Il est mort, presque digne. Indigné. Une rose rouge dans la main. Une belle rose rouge. Comme un dernier geste d’espoir et d’amour envers son pays. Et les pétales qui s’envolent. Qui virevoltent. S’écrasent. Piétinés.
Il pointe le bout de son nez en 1969, enraciné dans le sol parisien, sous le nom de “Parti Socialiste”, PS pour les intimes. Il est le fruit de la création de la Section Française de l’Internationale Ouvrière (SFIO) en 1905 rebaptisée ensuite Nouveau Parti Socialiste pour finalement devenir le Parti Socialiste. Né d’un père humaniste, pacifiste et réformiste, PS porte les ambitions de ce dernier connu sous l’illustre nom de Jean Jaurès mort assassiné en 1914.
PS aussi est mort assassiné sur le front (national). On ne sait plus quand, on ne sait plus où. Il a essayé de se battre. De déployer les armes. Mais paumé dans la cohue qu’est la crise, il n’a pas su se relever au milieu des tirs croisés. A trop se dandiner sur la droite puis sur la gauche, PS a oublié les épines à sa rose. Peut-être dû à son enfance orpheline et agitée.
Adopté par François Mitterand qui le mène sur le trône démocratique entre 1971 et 1995, il passe ensuite dans les bras de Lionel Jospin entre 1997 et 2002, puis couvé par le regard idéaliste de François Hollande de 2012 à nos jours. Son ami le plus proche a souvent été désigné comme étant le Parti radical de gauche, même si d’autres comme le Front de gauche ou Europe Ecologie les Verts se laissent séduire de temps en temps par une entente cordiale.
En 2008, PS dégaine sa plume pour adopter la dernière version de sa déclaration de principe. Des promesses et de l’idéalisme en particules d’encre :
Être socialiste, c’est ne pas se satisfaire du monde tel qu’il est, c’est vouloir changer la société. L’idée socialiste relève, à la fois, d’une révolte contre les injustices et du combat pour une vie meilleure. Le but de l’action socialiste est l’émancipation complète de la personne humaine.

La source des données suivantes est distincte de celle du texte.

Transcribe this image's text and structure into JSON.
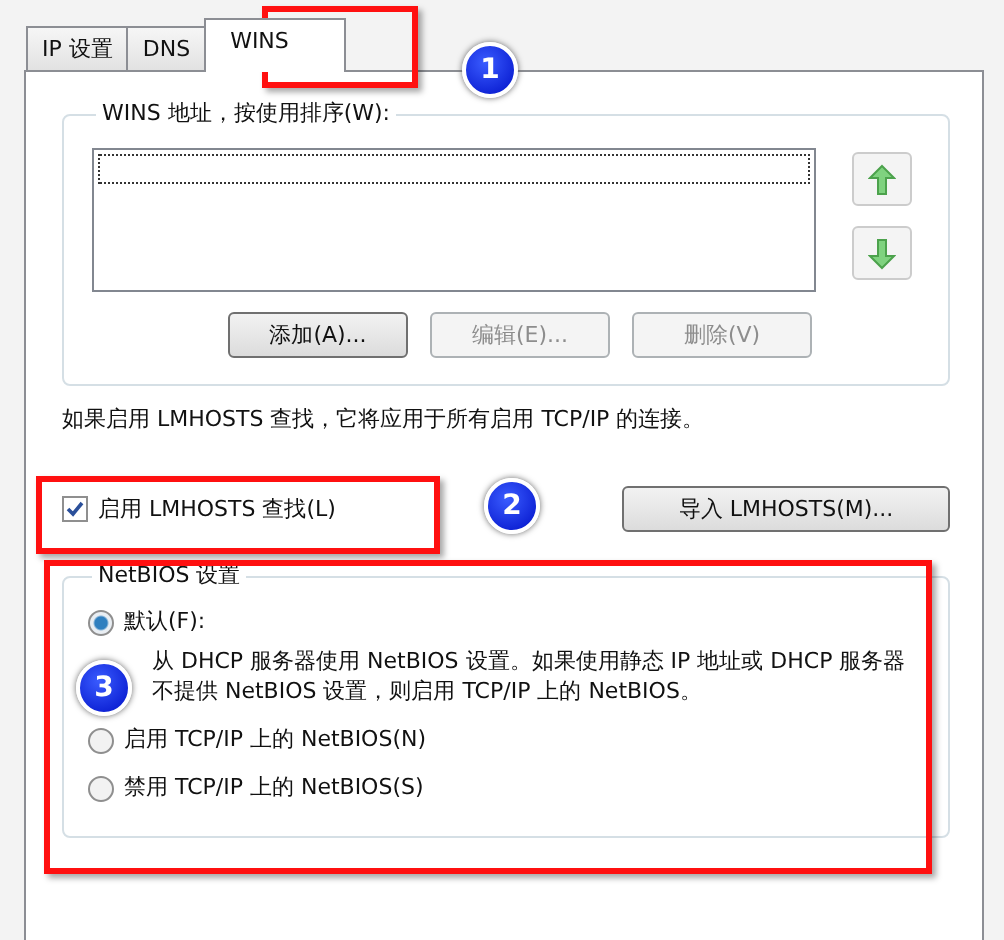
{
  "tabs": [
    {
      "label": "IP 设置",
      "selected": false
    },
    {
      "label": "DNS",
      "selected": false
    },
    {
      "label": "WINS",
      "selected": true
    }
  ],
  "wins_group": {
    "title": "WINS 地址，按使用排序(W):",
    "buttons": [
      {
        "label": "添加(A)...",
        "disabled": false
      },
      {
        "label": "编辑(E)...",
        "disabled": true
      },
      {
        "label": "删除(V)",
        "disabled": true
      }
    ]
  },
  "info_text": "如果启用 LMHOSTS 查找，它将应用于所有启用 TCP/IP 的连接。",
  "lmhosts": {
    "label": "启用 LMHOSTS 查找(L)",
    "checked": true
  },
  "import_button": "导入 LMHOSTS(M)...",
  "netbios_group": {
    "title": "NetBIOS 设置",
    "options": [
      {
        "label": "默认(F):",
        "selected": true,
        "description": "从 DHCP 服务器使用 NetBIOS 设置。如果使用静态 IP 地址或 DHCP 服务器不提供 NetBIOS 设置，则启用 TCP/IP 上的 NetBIOS。"
      },
      {
        "label": "启用 TCP/IP 上的 NetBIOS(N)",
        "selected": false
      },
      {
        "label": "禁用 TCP/IP 上的 NetBIOS(S)",
        "selected": false
      }
    ]
  },
  "annotations": [
    {
      "number": "1"
    },
    {
      "number": "2"
    },
    {
      "number": "3"
    }
  ]
}
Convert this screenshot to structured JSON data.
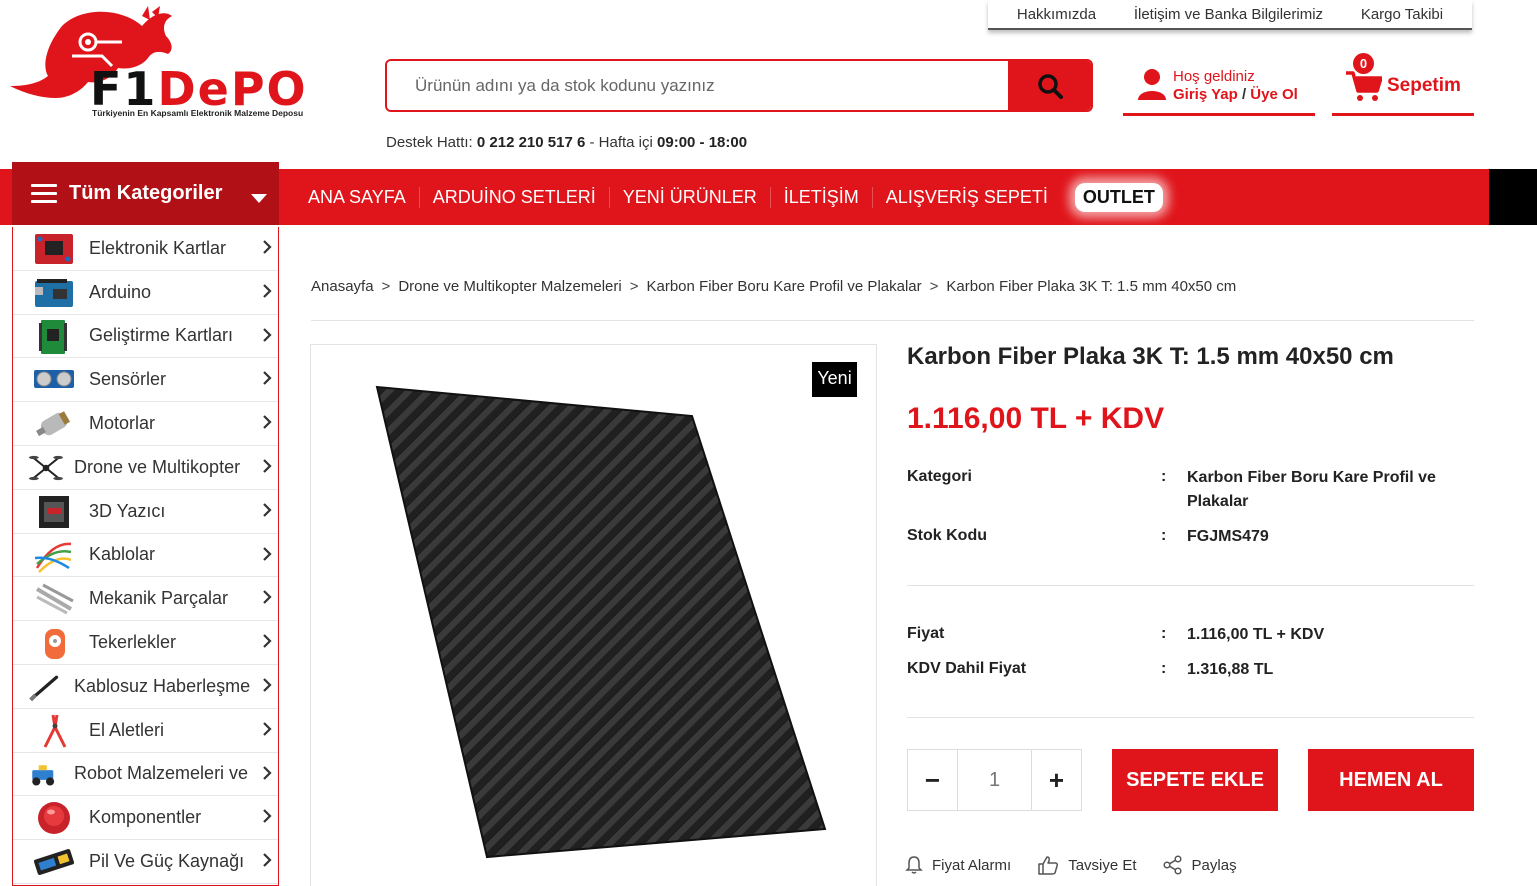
{
  "top_links": [
    "Hakkımızda",
    "İletişim ve Banka Bilgilerimiz",
    "Kargo Takibi"
  ],
  "logo": {
    "brand_f1": "F1",
    "brand_depo": "DePO",
    "tagline": "Türkiyenin En Kapsamlı Elektronik Malzeme Deposu"
  },
  "search": {
    "placeholder": "Ürünün adını ya da stok kodunu yazınız"
  },
  "support": {
    "label": "Destek Hattı:",
    "phone": "0 212 210 517 6",
    "sep": "-",
    "hours_label": "Hafta içi",
    "hours": "09:00 - 18:00"
  },
  "account": {
    "greeting": "Hoş geldiniz",
    "login": "Giriş Yap",
    "slash": "/",
    "register": "Üye Ol"
  },
  "cart": {
    "count": "0",
    "label": "Sepetim"
  },
  "all_categories": "Tüm Kategoriler",
  "nav": [
    "ANA SAYFA",
    "ARDUİNO SETLERİ",
    "YENİ ÜRÜNLER",
    "İLETİŞİM",
    "ALIŞVERİŞ SEPETİ",
    "OUTLET"
  ],
  "categories": [
    "Elektronik Kartlar",
    "Arduino",
    "Geliştirme Kartları",
    "Sensörler",
    "Motorlar",
    "Drone ve Multikopter",
    "3D Yazıcı",
    "Kablolar",
    "Mekanik Parçalar",
    "Tekerlekler",
    "Kablosuz Haberleşme",
    "El Aletleri",
    "Robot Malzemeleri ve",
    "Komponentler",
    "Pil Ve Güç Kaynağı"
  ],
  "breadcrumb": [
    "Anasayfa",
    "Drone ve Multikopter Malzemeleri",
    "Karbon Fiber Boru Kare Profil ve Plakalar",
    "Karbon Fiber Plaka 3K T: 1.5 mm 40x50 cm"
  ],
  "breadcrumb_sep": ">",
  "product": {
    "badge": "Yeni",
    "title": "Karbon Fiber Plaka 3K T: 1.5 mm 40x50 cm",
    "price": "1.116,00 TL + KDV",
    "colon": ":",
    "category_label": "Kategori",
    "category_value": "Karbon Fiber Boru Kare Profil ve Plakalar",
    "sku_label": "Stok Kodu",
    "sku_value": "FGJMS479",
    "price_label": "Fiyat",
    "price_value": "1.116,00 TL + KDV",
    "vat_price_label": "KDV Dahil Fiyat",
    "vat_price_value": "1.316,88 TL",
    "quantity": "1",
    "minus": "−",
    "plus": "+",
    "add_to_cart": "SEPETE EKLE",
    "buy_now": "HEMEN AL",
    "price_alarm": "Fiyat Alarmı",
    "recommend": "Tavsiye Et",
    "share": "Paylaş"
  },
  "colors": {
    "brand_red": "#e0151b",
    "dark_red": "#b11116",
    "text": "#222222"
  }
}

PS se revendique humanisme. PS se revendique altruisme. Révolutionnaire porteur de la philosophie des Lumières. Tout du moins autrefois. PS, aujourd’hui, est plutôt qualifié de « social-libéral », influencé par Manuel Valls qui mène la danse, sans mauvais jeu de mots.
Depuis quelques temps déjà, PS s’essouffle, les poumons noyés, les artères bouchées. L’air est lourd de la désillusion latente qui a gagné ceux qu’il voulait protéger. Qu’il disait protéger. Et puis les attentats. Et puis les morts. Le doute. Les angoisses. Les indignations. Le chômage. L’insécurité. La pauvreté. Le fric. Le capitalisme.
Déjà blessé, affaibli, mis à terre face à Jean-Marie Le Pen et Jacques Chirac en 2002 lors des présidentielles, PS a trimé pour revenir sur la scène politique. En 2007, c’est encore un échec aux présidentielles avec Nicolas Sarkozy en tête. Et quand enfin il revit, PS, quand enfin il remet les pieds dans le gouvernement français en maître des Champs Elysées, PS se rend compte qu’il a quitté le bac à sable. Il gueule que « le changement c’est maintenant » mais s’égratigne sur le gravier. Aux municipales 2014, il reçoit une autre mandale et voit sa popularité chuter. Chuter. Chuter. Et la nomination de Manuel Valls au poste de premier ministre n’y change rien.
Les statistiques deviennent la métaphore d’un rythme cardiaque qui faiblit. Et puis PS affronte « Charlie », PS affronte « Paris ». Des balles perdues en pleine tige. Histoire de l’achever. L’opinion publique s’affole. Conteste. Il faut voter (bleu) Marine. C’est mieux. Il faut dégager PS, Victor Hugo et Jean Jaurès. Les Lumières se sont éteintes depuis longtemps. En France, le rouge se délave. Au premier tour des régionales, les résultats montrent à quel point PS est à l’agonie. Et s’il s’en sort avec un palmarès de 5 régions au second tour, les risques étaient bien là. PS crève dans un élan suicidaire. Il délaisse les cendres de ses valeurs passées dans les urnes. PS crève et puis après ?
Post Mortem ou Post Scriptum, peu importe. L’idée est la même, ça sonne comme un épilogue. Comme un point final.